Miss Mona runs the whorehouse. Melvin P. Thorpe is trying to close the place down. The Chicken Ranch is in for challenging times. What will the girls do?
Because of the depression, clients paid for their fun with poultry, thus the name. That amusing bit forms the basis for the good old boy treats of "The Best Little Whorehouse in Texas."
The story of "the best pleasure palace in all Texas" also features a character named Ed Earl, the small-time sheriff sweet on Miss Mona.
Other colorful characters float in and out with fabulous songs.
We hear from Jewel, one of the girls, a traveling salesman, dudes, farmers, and a half-dozen of the other girls: Linda Lou, Dawn, Ginger, Ruby Rae and others.
The band is known as the Rio Grande Band, and even the governor takes a turn, an evangelist pays a call, the Aggies show up to strut their stuff and we hear from colorful boy back-up singers, known as the Dogettes.
It's a tasty slice of musical theater, which I saw in the early 1980s at the 46th Street Theatre in New York.
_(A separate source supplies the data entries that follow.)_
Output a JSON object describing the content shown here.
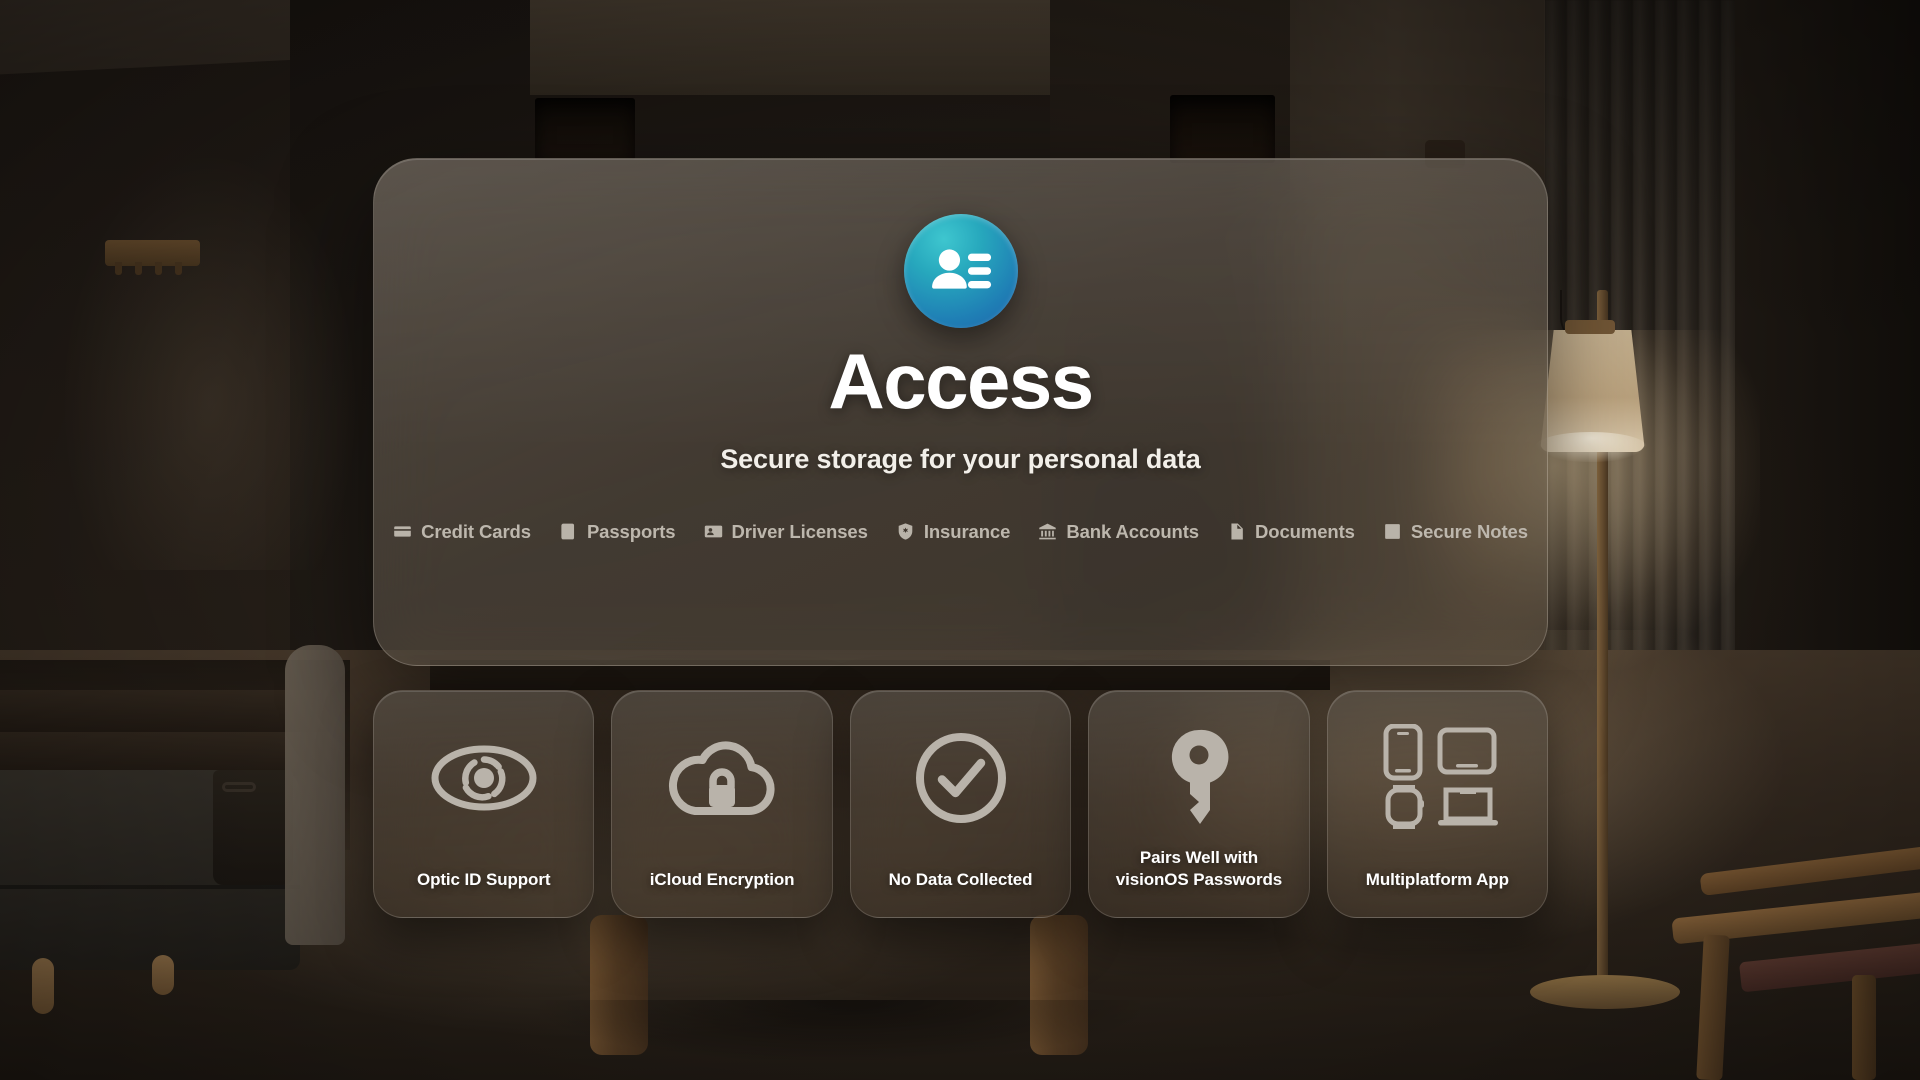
{
  "app": {
    "icon_name": "contact-card-icon",
    "icon_gradient_from": "#3ec6cf",
    "icon_gradient_to": "#1f63ab",
    "title": "Access",
    "subtitle": "Secure storage for your personal data"
  },
  "categories": [
    {
      "label": "Credit Cards",
      "icon": "credit-card-icon"
    },
    {
      "label": "Passports",
      "icon": "passport-book-icon"
    },
    {
      "label": "Driver Licenses",
      "icon": "id-card-icon"
    },
    {
      "label": "Insurance",
      "icon": "shield-cross-icon"
    },
    {
      "label": "Bank Accounts",
      "icon": "bank-building-icon"
    },
    {
      "label": "Documents",
      "icon": "document-icon"
    },
    {
      "label": "Secure Notes",
      "icon": "secure-note-icon"
    }
  ],
  "features": [
    {
      "label": "Optic ID Support",
      "icon": "optic-id-eye-icon"
    },
    {
      "label": "iCloud Encryption",
      "icon": "cloud-lock-icon"
    },
    {
      "label": "No Data Collected",
      "icon": "checkmark-circle-icon"
    },
    {
      "label": "Pairs Well with\nvisionOS Passwords",
      "icon": "key-icon"
    },
    {
      "label": "Multiplatform App",
      "icon": "devices-icon"
    }
  ],
  "theme": {
    "glass_tint": "#605850",
    "text_primary": "#ffffff",
    "text_secondary": "#bdb7ad",
    "icon_grey": "#b9b3aa"
  }
}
Larry L. King and Peter Masterson collaborated on the stage play version, then Universal delivered a disappointing movie version.
Despite such big guns as Dolly Parton and Burt Reynolds, the movie fizzled. But the play lives on in its Texas humor glory, and Billings Studio Theatre opens its production tonight, for a run through June 14.
Jeffrey Boschee directs, with Carolyn Peters heading up the important musical end of things.
Susan Sommerfeld plays Miss Mona, the no nonsense and sexy proprietress of the cozy bordello.
|If you go "The Best Little Whorehouse in Texas" opens today at Billings Studio Theatre, 1500 Rimrock Road, and runs through June 14. Tickets are $12. Curtain times vary. Call 248-1141.|
Ken Quinley plays the gutsy sheriff who has known Miss Mona for many years.
Melvin P. Thorpe is played by Vincent Raye, whose character makes the Chicken Ranch a statewide issue and sends in the side stepping governor, Jim Martin..
Music includes the rousing "Texas Has a Whorehouse In It," "Hard Candy Christmas," and "Lil' Ole Bitty Pissant Country Place."
Susan Kennedy Sommerfeld promises lively choreography to enhance the rip-snorting musical numbers.
Rounding out the cast are song and dance veterans including Diane Martin, Bobbie Hawk, Elizabeth Alexander, Tammy Mehlhaff, Angela Hudson, Jorge Belotta, Ira Robison, Brian Taylor and many others.
Boschee is having fun grooming the broad Texas accents and advises people: "ya'll don't want to miss it, ya hear."